When you parse HTML files using Beautiful Soup in Python, you might get many \xa0 characters appearing in your text string.
The \xa0 is a Unicode character representing non-breaking space HTML entity.
There are several ways you can replace the characters with white spaces in your text string:
- Use
unicodedata.normalize()method - Use
BeautifulSoup.get_text()method withstrip=Trueargument - Use
replace()method - Use
decode()method for Python 2
This tutorial shows how to use each solution to remove the text in practice.
1. Use unicodedata.normalize() method
The unicodedata.normalize() method in the unicodedata module can be used to normalize the \xa0 characters, replacing them with white spaces.
The method requires two arguments:
- The normalization form used in the process (‘NFC’, ‘NFKC’, ‘NFD’, and ‘NFKD’)
- The string you want to normalize
For the purpose of removing \xa0 characters, any normalization method you use works fine:
import unicodedata
test_str = "Python\xa0is\xa0awesome"
new_str = unicodedata.normalize("NFC", test_str)
print(new_str) # Python is awesome
Notice that the \xa0 characters are gone from the new_str in the example above.
2. Use BeautifulSoup.get_text() method
If you’re processing files using Beautiful Soup, then you can use the BeautifulSoup.get_text() method to strip HTML entities from the result string.
You only need to pass the argument strip=True when calling the get_text() method as follows:
from bs4 import BeautifulSoup
with open("index.html") as fp:
soup = BeautifulSoup(fp, 'html.parser')
text = soup.get_text(strip=True)
The result string will have the HTML entities stripped and should be replaced with white spaces.
If you still see the \xa0 characters, then you need to use unicodedata.normalize() to process the string.
3. Use replace() method
You can use the str.replace() method to remove \xa0 characters as follows:
test_str = "Python\xa0is\xa0awesome"
new_str = test_str.replace('\xa0', ' ')
print(new_str) # Python is awesome
This method works for both Python 2 and Python 3. Another benefit of using str.replace() is that you can use this method when you have a list of strings that have \xa0 characters.

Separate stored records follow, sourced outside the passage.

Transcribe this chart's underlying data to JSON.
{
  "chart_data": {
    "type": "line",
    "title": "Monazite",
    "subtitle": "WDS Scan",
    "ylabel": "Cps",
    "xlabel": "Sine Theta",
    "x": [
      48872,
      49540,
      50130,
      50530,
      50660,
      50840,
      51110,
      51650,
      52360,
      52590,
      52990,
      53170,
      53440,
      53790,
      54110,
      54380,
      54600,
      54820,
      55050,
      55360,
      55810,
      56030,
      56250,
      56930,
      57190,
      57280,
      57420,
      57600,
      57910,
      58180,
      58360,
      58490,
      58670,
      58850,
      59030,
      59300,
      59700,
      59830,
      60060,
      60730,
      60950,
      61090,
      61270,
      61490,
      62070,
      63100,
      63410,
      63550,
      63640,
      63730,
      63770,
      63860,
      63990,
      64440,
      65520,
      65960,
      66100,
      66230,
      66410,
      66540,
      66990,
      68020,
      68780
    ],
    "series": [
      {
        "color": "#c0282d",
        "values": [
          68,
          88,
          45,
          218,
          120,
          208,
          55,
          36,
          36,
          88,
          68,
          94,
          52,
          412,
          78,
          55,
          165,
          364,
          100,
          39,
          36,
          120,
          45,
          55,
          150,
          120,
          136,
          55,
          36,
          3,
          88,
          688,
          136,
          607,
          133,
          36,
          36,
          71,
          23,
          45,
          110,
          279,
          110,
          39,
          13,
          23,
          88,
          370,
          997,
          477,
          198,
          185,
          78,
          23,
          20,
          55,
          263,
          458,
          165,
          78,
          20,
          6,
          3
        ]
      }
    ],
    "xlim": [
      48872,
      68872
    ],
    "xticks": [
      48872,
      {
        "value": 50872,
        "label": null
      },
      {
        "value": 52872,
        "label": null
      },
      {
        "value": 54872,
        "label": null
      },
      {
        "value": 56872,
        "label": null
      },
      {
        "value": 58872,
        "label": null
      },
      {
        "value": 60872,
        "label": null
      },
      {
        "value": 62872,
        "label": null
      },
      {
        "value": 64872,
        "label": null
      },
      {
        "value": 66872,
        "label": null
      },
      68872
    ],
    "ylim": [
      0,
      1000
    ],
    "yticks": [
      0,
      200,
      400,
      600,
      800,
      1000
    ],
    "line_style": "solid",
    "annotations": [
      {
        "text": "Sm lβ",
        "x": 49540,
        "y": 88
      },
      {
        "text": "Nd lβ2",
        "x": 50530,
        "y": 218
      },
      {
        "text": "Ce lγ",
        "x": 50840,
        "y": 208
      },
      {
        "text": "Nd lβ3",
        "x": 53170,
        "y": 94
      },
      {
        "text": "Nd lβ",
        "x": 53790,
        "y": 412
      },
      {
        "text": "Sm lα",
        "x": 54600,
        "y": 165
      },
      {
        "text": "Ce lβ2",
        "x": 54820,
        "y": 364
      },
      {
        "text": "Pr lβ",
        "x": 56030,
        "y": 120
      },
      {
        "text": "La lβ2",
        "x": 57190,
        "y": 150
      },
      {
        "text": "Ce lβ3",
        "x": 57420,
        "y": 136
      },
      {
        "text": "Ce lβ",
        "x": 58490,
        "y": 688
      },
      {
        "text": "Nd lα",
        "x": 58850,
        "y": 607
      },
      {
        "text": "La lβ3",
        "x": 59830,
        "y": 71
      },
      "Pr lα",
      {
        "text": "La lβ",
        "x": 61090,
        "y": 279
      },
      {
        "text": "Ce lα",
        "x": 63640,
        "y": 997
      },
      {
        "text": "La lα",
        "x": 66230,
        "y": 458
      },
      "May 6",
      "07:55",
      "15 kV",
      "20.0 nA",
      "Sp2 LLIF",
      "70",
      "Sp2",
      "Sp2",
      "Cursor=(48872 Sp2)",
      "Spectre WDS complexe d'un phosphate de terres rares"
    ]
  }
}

The example below shows how to use list comprehension and str.replace() to remove \xa0 characters in the strings:
text_list = ["Python\xa0is\xa0awesome", "Learning\xa0HTML"]
new_list = [t.replace('\xa0', ' ') for t in text_list]
print(new_list)
# ['Python is awesome', 'Learning HTML']
4. Use decode() method for Python 2
If you’re using Python 2, then you can also choose to use str.decode() method to decode into ascii and ignore the Unicode characters:
test_str = "Python\xa0is\xa0awesome"
new_str = test_str.decode('ascii', 'ignore')
print(new_str) # Pythonisawesome
This solution isn’t recommended because the special characters can only be ignored, resulting in a string with no spaces. It’s better to use replace() instead.
Conclusion
You’ve learned different ways you can remove the Unicode characters \xa0 from a text string in Python.
The Unicode characters can be normalized using unicodedata.normalize() method, replacing them with white spaces. You can also use BeautifulSoup.get_text() if you’re processing text from HTML or XML files.
Alternatively, you can also use the str.replace(), but this method requires you to specify the string portion to replace, so you need to replace the process for every Unicode character you have in your string.
I hope this tutorial helps. Happy coding! 😉